Various independent component analysis (ICA) algorithms (MILCA, JADE, SIMPLISMA, RADICAL) are applied for simultaneous spectroscopic determination of two groups of transition metals: Co(II)–Fe(III)–Cu(II)–Zn(II)–Ni(II) and Pt(IV)–Pd(II)–Ir(IV)–Rh(III)–Ru(III)) in complex mixtures. The analysis is based on the decomposition of spectra of multicomponent mixtures in the UV-VIS region based on the natural absorbance of metal salts, or, when a better sensitivity is desirable, based on the absorbance of their complexes with 4-(2-pyridylazo)resorcinol (PAR) and ethylenediaminetetraacetic acid (EDTA).
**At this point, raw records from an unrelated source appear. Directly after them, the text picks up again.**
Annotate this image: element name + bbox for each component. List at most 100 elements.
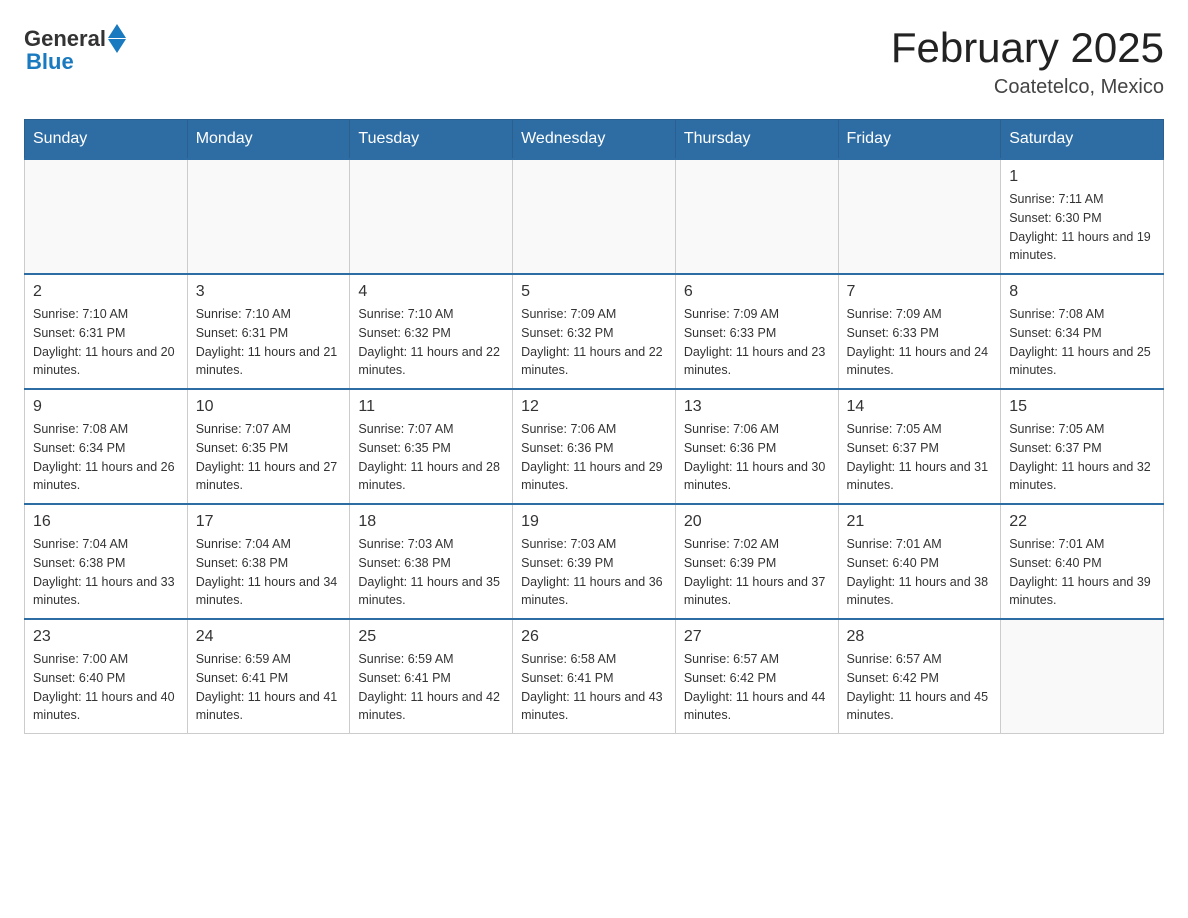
calendar-cell: 4 Sunrise: 7:10 AM Sunset: 6:32 PM Daylig… xyxy=(350,274,513,389)
day-info: Sunrise: 7:07 AM Sunset: 6:35 PM Dayligh… xyxy=(358,420,504,495)
logo: General Blue xyxy=(24,24,126,75)
day-number: 7 xyxy=(847,283,993,301)
day-number: 2 xyxy=(33,283,179,301)
calendar-cell: 12Sunrise: 7:06 AM Sunset: 6:36 PM Dayli… xyxy=(513,389,676,504)
calendar-cell: 23Sunrise: 7:00 AM Sunset: 6:40 PM Dayli… xyxy=(25,619,188,734)
day-number: 27 xyxy=(684,628,830,646)
calendar-cell xyxy=(838,159,1001,274)
calendar-cell xyxy=(513,159,676,274)
day-number: 9 xyxy=(33,398,179,416)
day-number: 6 xyxy=(684,283,830,301)
day-info: Sunrise: 7:04 AM Sunset: 6:38 PM Dayligh… xyxy=(196,535,342,610)
calendar-cell: 14 Sunrise: 7:05 AM Sunset: 6:37 PM Dayli… xyxy=(838,389,1001,504)
day-info: Sunrise: 7:09 AM Sunset: 6:33 PM Dayligh… xyxy=(684,305,830,380)
day-number: 23 xyxy=(33,628,179,646)
calendar-cell: 28 Sunrise: 6:57 AM Sunset: 6:42 PM Dayli… xyxy=(838,619,1001,734)
calendar-cell: 13 Sunrise: 7:06 AM Sunset: 6:36 PM Dayli… xyxy=(675,389,838,504)
calendar-cell: 10Sunrise: 7:07 AM Sunset: 6:35 PM Dayli… xyxy=(187,389,350,504)
day-number: 22 xyxy=(1009,513,1155,531)
day-info: Sunrise: 7:06 AM Sunset: 6:36 PM Dayligh… xyxy=(684,420,830,495)
weekday-header-saturday: Saturday xyxy=(1001,120,1164,160)
month-title: February 2025 xyxy=(891,24,1164,72)
day-number: 24 xyxy=(196,628,342,646)
calendar-cell: 5 Sunrise: 7:09 AM Sunset: 6:32 PM Daylig… xyxy=(513,274,676,389)
calendar-cell xyxy=(187,159,350,274)
week-row-1: 1 Sunrise: 7:11 AM Sunset: 6:30 PM Daylig… xyxy=(25,159,1164,274)
weekday-header-thursday: Thursday xyxy=(675,120,838,160)
day-info: Sunrise: 6:59 AM Sunset: 6:41 PM Dayligh… xyxy=(196,650,342,725)
calendar-cell: 19Sunrise: 7:03 AM Sunset: 6:39 PM Dayli… xyxy=(513,504,676,619)
day-number: 19 xyxy=(521,513,667,531)
day-info: Sunrise: 7:09 AM Sunset: 6:33 PM Dayligh… xyxy=(847,305,993,380)
calendar-cell xyxy=(1001,619,1164,734)
day-number: 15 xyxy=(1009,398,1155,416)
day-info: Sunrise: 7:01 AM Sunset: 6:40 PM Dayligh… xyxy=(1009,535,1155,610)
location-title: Coatetelco, Mexico xyxy=(891,76,1164,99)
calendar-cell: 22 Sunrise: 7:01 AM Sunset: 6:40 PM Dayli… xyxy=(1001,504,1164,619)
calendar-cell xyxy=(25,159,188,274)
day-info: Sunrise: 7:11 AM Sunset: 6:30 PM Dayligh… xyxy=(1009,190,1155,265)
calendar-cell: 21Sunrise: 7:01 AM Sunset: 6:40 PM Dayli… xyxy=(838,504,1001,619)
weekday-header-friday: Friday xyxy=(838,120,1001,160)
calendar-cell: 6 Sunrise: 7:09 AM Sunset: 6:33 PM Daylig… xyxy=(675,274,838,389)
day-info: Sunrise: 7:03 AM Sunset: 6:38 PM Dayligh… xyxy=(358,535,504,610)
day-info: Sunrise: 7:05 AM Sunset: 6:37 PM Dayligh… xyxy=(847,420,993,495)
calendar-cell: 26 Sunrise: 6:58 AM Sunset: 6:41 PM Dayli… xyxy=(513,619,676,734)
day-info: Sunrise: 6:59 AM Sunset: 6:41 PM Dayligh… xyxy=(358,650,504,725)
week-row-2: 2 Sunrise: 7:10 AM Sunset: 6:31 PM Daylig… xyxy=(25,274,1164,389)
calendar-cell: 24 Sunrise: 6:59 AM Sunset: 6:41 PM Dayli… xyxy=(187,619,350,734)
calendar-cell: 3Sunrise: 7:10 AM Sunset: 6:31 PM Daylig… xyxy=(187,274,350,389)
day-number: 8 xyxy=(1009,283,1155,301)
day-number: 4 xyxy=(358,283,504,301)
day-info: Sunrise: 6:58 AM Sunset: 6:41 PM Dayligh… xyxy=(521,650,667,725)
day-info: Sunrise: 7:09 AM Sunset: 6:32 PM Dayligh… xyxy=(521,305,667,380)
day-info: Sunrise: 7:05 AM Sunset: 6:37 PM Dayligh… xyxy=(1009,420,1155,495)
weekday-header-sunday: Sunday xyxy=(25,120,188,160)
calendar-cell: 8 Sunrise: 7:08 AM Sunset: 6:34 PM Daylig… xyxy=(1001,274,1164,389)
day-number: 28 xyxy=(847,628,993,646)
day-info: Sunrise: 7:07 AM Sunset: 6:35 PM Dayligh… xyxy=(196,420,342,495)
day-number: 1 xyxy=(1009,168,1155,186)
day-number: 14 xyxy=(847,398,993,416)
day-number: 13 xyxy=(684,398,830,416)
day-info: Sunrise: 7:01 AM Sunset: 6:40 PM Dayligh… xyxy=(847,535,993,610)
calendar-cell: 17 Sunrise: 7:04 AM Sunset: 6:38 PM Dayli… xyxy=(187,504,350,619)
day-info: Sunrise: 7:04 AM Sunset: 6:38 PM Dayligh… xyxy=(33,535,179,610)
calendar-cell: 15 Sunrise: 7:05 AM Sunset: 6:37 PM Dayli… xyxy=(1001,389,1164,504)
calendar-cell: 20 Sunrise: 7:02 AM Sunset: 6:39 PM Dayli… xyxy=(675,504,838,619)
day-number: 26 xyxy=(521,628,667,646)
week-row-5: 23Sunrise: 7:00 AM Sunset: 6:40 PM Dayli… xyxy=(25,619,1164,734)
page-header: General Blue February 2025 Coatetelco, M… xyxy=(24,24,1164,99)
calendar-cell: 18Sunrise: 7:03 AM Sunset: 6:38 PM Dayli… xyxy=(350,504,513,619)
calendar-cell xyxy=(675,159,838,274)
day-info: Sunrise: 6:57 AM Sunset: 6:42 PM Dayligh… xyxy=(847,650,993,725)
calendar-cell: 7 Sunrise: 7:09 AM Sunset: 6:33 PM Daylig… xyxy=(838,274,1001,389)
day-number: 20 xyxy=(684,513,830,531)
day-info: Sunrise: 7:08 AM Sunset: 6:34 PM Dayligh… xyxy=(1009,305,1155,380)
calendar-cell: 2 Sunrise: 7:10 AM Sunset: 6:31 PM Daylig… xyxy=(25,274,188,389)
day-info: Sunrise: 7:10 AM Sunset: 6:32 PM Dayligh… xyxy=(358,305,504,380)
calendar-cell: 27 Sunrise: 6:57 AM Sunset: 6:42 PM Dayli… xyxy=(675,619,838,734)
day-info: Sunrise: 7:10 AM Sunset: 6:31 PM Dayligh… xyxy=(33,305,179,380)
calendar-cell: 25 Sunrise: 6:59 AM Sunset: 6:41 PM Dayli… xyxy=(350,619,513,734)
logo-general-text: General xyxy=(24,26,106,52)
day-info: Sunrise: 7:08 AM Sunset: 6:34 PM Dayligh… xyxy=(33,420,179,495)
weekday-header-wednesday: Wednesday xyxy=(513,120,676,160)
day-info: Sunrise: 7:02 AM Sunset: 6:39 PM Dayligh… xyxy=(684,535,830,610)
day-number: 25 xyxy=(358,628,504,646)
calendar-cell xyxy=(350,159,513,274)
title-section: February 2025 Coatetelco, Mexico xyxy=(891,24,1164,99)
day-number: 17 xyxy=(196,513,342,531)
day-number: 16 xyxy=(33,513,179,531)
day-info: Sunrise: 6:57 AM Sunset: 6:42 PM Dayligh… xyxy=(684,650,830,725)
calendar-cell: 1 Sunrise: 7:11 AM Sunset: 6:30 PM Daylig… xyxy=(1001,159,1164,274)
calendar-cell: 16 Sunrise: 7:04 AM Sunset: 6:38 PM Dayli… xyxy=(25,504,188,619)
calendar-cell: 9 Sunrise: 7:08 AM Sunset: 6:34 PM Daylig… xyxy=(25,389,188,504)
weekday-header-row: SundayMondayTuesdayWednesdayThursdayFrid… xyxy=(25,120,1164,160)
weekday-header-tuesday: Tuesday xyxy=(350,120,513,160)
day-number: 12 xyxy=(521,398,667,416)
day-number: 3 xyxy=(196,283,342,301)
day-number: 5 xyxy=(521,283,667,301)
week-row-3: 9 Sunrise: 7:08 AM Sunset: 6:34 PM Daylig… xyxy=(25,389,1164,504)
calendar-cell: 11Sunrise: 7:07 AM Sunset: 6:35 PM Dayli… xyxy=(350,389,513,504)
Good quality spectral resolution of up to seven-component mixtures was achieved (correlation coefficients between resolved and experimental spectra are not less than 0.90). In general, the relative errors in the recovered concentrations are at levels of only several percent. While being superior to other ICA algorithms, MILCA is comparable or even outperforms other classical chemometric methods for quantitative analysis that were used for comparison purposes (Partial Least Squares (PLS), Principal Component Regression (PCR), Alternating Least Squares (ALS)). Simultaneous quantitative analysis is possible for mixtures containing up to five metals in the broad concentration ranges even when individual spectra show 99% overlap. A small excess of derivatization reagent (till threefold excess to the sum of metal concentrations) is optimal to obtain good quantitative results. The proposed method was used for analysis of authentic samples (multimineral supplements and platinum concentrates). The resolved ICA concentrations match well with the labelled amounts and the results of other chemometric methods (ALS, PLS). ICA decomposition considerably improves the application range of spectroscopy for metal quantification in mixtures.